В первом параграфе «Феномен религиозного преображения в русской культуре» утверждается, что определяющими модель мира категориями являются время и пространство. «Существенную взаимосвязь временных и пространственных отношений, художественно освоенных в литературе» М.М. Бахтин называет хронотопом. По мнению этого исследователя, хронотоп выражается в жанровых формах и всегда несет в себе ценностное значение. «Вертикальный хронотоп», по мнению М.М. Бахтина, полагает «вечное как уже сущее и как бы уже современное», при этом идеал мыслится в будущем (Царствие Небесное). А.Н. Ужанков отмечает особенность времени христианина: оно не ограничивается днем нынешним, остается открытым для будущего. Поскольку идеал уже задан, хронотоп героя выстраивается в рамках евангельской модели мира. «Общие места» житийной литературы, по мнению Т.Р. Руди, объясняются идеей «подражания Христу». При этом происходит символизация хронотопа. С.С.Аверинцев рассматривает художественный символ как динамическое явление, полагая, что он уже задан.

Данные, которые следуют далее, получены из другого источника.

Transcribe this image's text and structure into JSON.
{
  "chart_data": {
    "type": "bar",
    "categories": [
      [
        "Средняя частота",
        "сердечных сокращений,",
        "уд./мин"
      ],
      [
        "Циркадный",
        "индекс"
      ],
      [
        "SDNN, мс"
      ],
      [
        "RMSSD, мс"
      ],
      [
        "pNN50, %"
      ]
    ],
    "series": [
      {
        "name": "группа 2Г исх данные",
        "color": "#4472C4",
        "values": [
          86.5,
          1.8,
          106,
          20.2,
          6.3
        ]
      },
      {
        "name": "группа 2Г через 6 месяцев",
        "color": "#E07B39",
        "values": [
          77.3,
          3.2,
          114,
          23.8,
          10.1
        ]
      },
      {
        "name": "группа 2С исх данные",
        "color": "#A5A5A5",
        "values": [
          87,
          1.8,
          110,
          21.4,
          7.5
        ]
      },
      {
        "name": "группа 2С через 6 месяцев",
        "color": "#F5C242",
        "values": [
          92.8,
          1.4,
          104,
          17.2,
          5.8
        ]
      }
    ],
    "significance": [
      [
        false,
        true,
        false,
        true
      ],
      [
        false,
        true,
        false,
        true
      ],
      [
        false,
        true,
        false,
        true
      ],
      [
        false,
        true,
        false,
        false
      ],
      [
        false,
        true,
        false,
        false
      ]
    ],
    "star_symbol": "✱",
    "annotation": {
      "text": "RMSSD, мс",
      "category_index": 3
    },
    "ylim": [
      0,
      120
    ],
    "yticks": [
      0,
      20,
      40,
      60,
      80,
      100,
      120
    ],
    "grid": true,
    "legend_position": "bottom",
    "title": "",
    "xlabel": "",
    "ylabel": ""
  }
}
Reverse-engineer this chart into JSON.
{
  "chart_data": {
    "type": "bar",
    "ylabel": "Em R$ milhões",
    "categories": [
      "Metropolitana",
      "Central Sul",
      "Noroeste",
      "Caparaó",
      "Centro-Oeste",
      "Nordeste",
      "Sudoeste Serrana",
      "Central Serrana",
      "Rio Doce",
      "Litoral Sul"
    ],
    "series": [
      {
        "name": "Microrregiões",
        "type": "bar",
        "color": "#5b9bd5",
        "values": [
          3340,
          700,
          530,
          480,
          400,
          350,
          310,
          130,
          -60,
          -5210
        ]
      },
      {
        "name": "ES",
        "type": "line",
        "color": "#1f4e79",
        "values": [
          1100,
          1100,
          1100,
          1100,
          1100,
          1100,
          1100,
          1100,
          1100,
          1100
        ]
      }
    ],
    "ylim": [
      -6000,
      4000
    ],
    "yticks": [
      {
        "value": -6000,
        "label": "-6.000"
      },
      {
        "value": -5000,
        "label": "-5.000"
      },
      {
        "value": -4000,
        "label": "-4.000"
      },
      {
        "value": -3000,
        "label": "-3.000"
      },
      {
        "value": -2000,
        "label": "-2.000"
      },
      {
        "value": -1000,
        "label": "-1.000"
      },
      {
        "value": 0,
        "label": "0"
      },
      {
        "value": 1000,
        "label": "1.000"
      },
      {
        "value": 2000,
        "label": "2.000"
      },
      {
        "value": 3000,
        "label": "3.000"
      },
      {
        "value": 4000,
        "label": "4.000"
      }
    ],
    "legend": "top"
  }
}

Динамика личности героя определяется феноменом религиозного преображения, когда в его сознании одновременно существуют два образа: свой, несовершенный, греховный, и совершенный Образ Божий как цель, которую необходимо достигнуть. Таким образом, феномен религиозного преображения выражает категорию самосознания личности, но он также определяет и особенности поэтики литературного произведения. Наиболее ярко этот феномен воплощается в тех произведениях русской литературы, которые продолжают традиции древнерусской словесности. Летописание показывает осмысление исторических событий с точки зрения Замысла Божьего о совершенном мире. Житие раскрывает Образ Божий личности в ее земной жизни. Хождение (хожение) утверждает сознательное следование героя крестному пути Спасителя. Видение показывает Откровение, которое дается герою чистому сердцем. Исповедь несет осознание человеком своей греховной природы. Молитва устремляет человека к Богу, поскольку является отданием себя в волю Господа.
Религиозное преображение человека развернуто во времени в жанре кризисного жития, которое выделяется, по мнению М.М. Бахтина, из агиографической литературы тем, что в нем дается два образа героя: образ несовершенного человека и праведника, после перерождения. Здесь наблюдается концентрация времени на исключительных событиях в жизни героя, осмысление которых заставляет героя приступить к «построению нового образа очищенного и перерожденного». К жанру кризисного жития тяготел Ф.М. Достоевский, мечтающий создать «Житие великого грешника».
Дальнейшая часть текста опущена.